Now, that I have established the basics in comparative law methodology, it is time to bring everything together. Therefore, in this post, I will illustrate what steps a comparative law study should follow.
Preliminary Step: Determine the Scope
Typical questions to ask are: How far shall the comparison go? Shall it encompass all legal systems of the world or only a subset of them? Shall it compare a whole legal systems or only specific legal issues? There is no given answer as to which scope to choose. It all depends on your personal strategic goals and resources.
First Step: Get a Concept
Typical questions to ask are: Shall the comparison be intra- or cross-cultural? What legal aspects are to be compared: structures, institutions, functions? At this point, I would also decide what comparative methodology to apply, i.e. functionalism, comparative law and economics, comparative cultures, or a combination thereof.
Second Step: Describe the Data
Now is the moment to compile factual research. Again, it is a matter of personal choice whether to focus on hard facts (e.g. norms) or soft issues (e.g. socio-economic problems).
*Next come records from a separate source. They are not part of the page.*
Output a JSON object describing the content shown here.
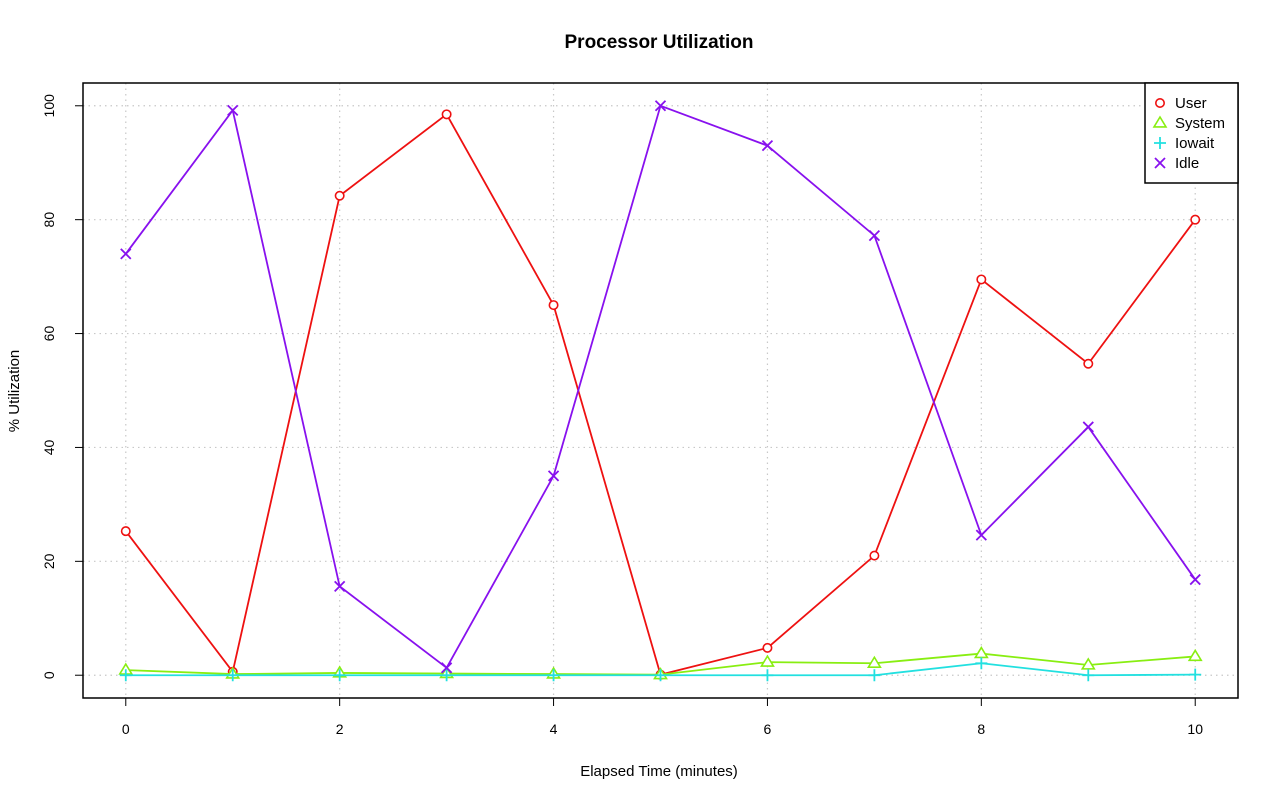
{
  "chart_data": {
    "type": "line",
    "title": "Processor Utilization",
    "xlabel": "Elapsed Time (minutes)",
    "ylabel": "% Utilization",
    "xlim": [
      -0.4,
      10.4
    ],
    "ylim": [
      -4,
      104
    ],
    "x_ticks": [
      "0",
      "2",
      "4",
      "6",
      "8",
      "10"
    ],
    "y_ticks": [
      "0",
      "20",
      "40",
      "60",
      "80",
      "100"
    ],
    "grid": true,
    "legend_position": "top-right",
    "x": [
      0,
      1,
      2,
      3,
      4,
      5,
      6,
      7,
      8,
      9,
      10
    ],
    "series": [
      {
        "name": "User",
        "color": "#ee1111",
        "marker": "circle",
        "values": [
          25.3,
          0.6,
          84.2,
          98.5,
          65.0,
          0.1,
          4.8,
          21.0,
          69.5,
          54.7,
          80.0
        ]
      },
      {
        "name": "System",
        "color": "#88ee11",
        "marker": "triangle",
        "values": [
          0.9,
          0.2,
          0.4,
          0.3,
          0.2,
          0.1,
          2.3,
          2.1,
          3.8,
          1.8,
          3.3
        ]
      },
      {
        "name": "Iowait",
        "color": "#22e0e0",
        "marker": "plus",
        "values": [
          0.0,
          0.0,
          0.0,
          0.0,
          0.0,
          0.0,
          0.0,
          0.0,
          2.1,
          0.0,
          0.1
        ]
      },
      {
        "name": "Idle",
        "color": "#8811ee",
        "marker": "x",
        "values": [
          74.0,
          99.2,
          15.6,
          1.3,
          35.0,
          100.0,
          93.0,
          77.2,
          24.6,
          43.6,
          16.8
        ]
      }
    ]
  }
}
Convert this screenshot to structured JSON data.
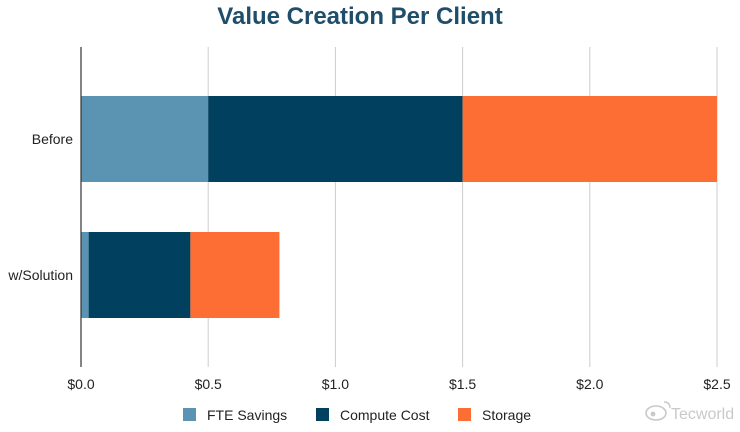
{
  "chart_data": {
    "type": "bar",
    "orientation": "horizontal",
    "stacked": true,
    "title": "Value Creation Per Client",
    "categories": [
      "Before",
      "w/Solution"
    ],
    "series": [
      {
        "name": "FTE Savings",
        "color": "#5b93b2",
        "values": [
          0.5,
          0.03
        ]
      },
      {
        "name": "Compute Cost",
        "color": "#02405f",
        "values": [
          1.0,
          0.4
        ]
      },
      {
        "name": "Storage",
        "color": "#fd6e35",
        "values": [
          1.0,
          0.35
        ]
      }
    ],
    "xlim": [
      0,
      2.5
    ],
    "xticks": [
      {
        "value": 0,
        "label": "$0.0"
      },
      {
        "value": 0.5,
        "label": "$0.5"
      },
      {
        "value": 1.0,
        "label": "$1.0"
      },
      {
        "value": 1.5,
        "label": "$1.5"
      },
      {
        "value": 2.0,
        "label": "$2.0"
      },
      {
        "value": 2.5,
        "label": "$2.5"
      }
    ],
    "grid": "vertical",
    "legend_position": "bottom",
    "xlabel": "",
    "ylabel": ""
  },
  "watermark": {
    "text": "Tecworld",
    "icon": "weibo-icon"
  }
}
At this point, however, a proper classification is indispensable.
Third Step: Identify Similarities/Differences
Based on the data gathered during the previous step, one can now juxtapose all the similarities and differences found in step two.
Fourth Step: Explain Similarities/Differences
This phase probably depends most on the exact methodology chosen for the comparative work.
Fifth Step: Confirm the Theory
The final step of a comparative study should consist of some generalized statement. Usually, such a statement will formulate a suggestion for improvement or it would demonstrate the general applicability of the study.
Esin Örücü, Methodology of comparative law, in ELGAR ENCYCLOPEDIA OF COMPARATIVE LAW 442-454 (Jan M. Smits 2006).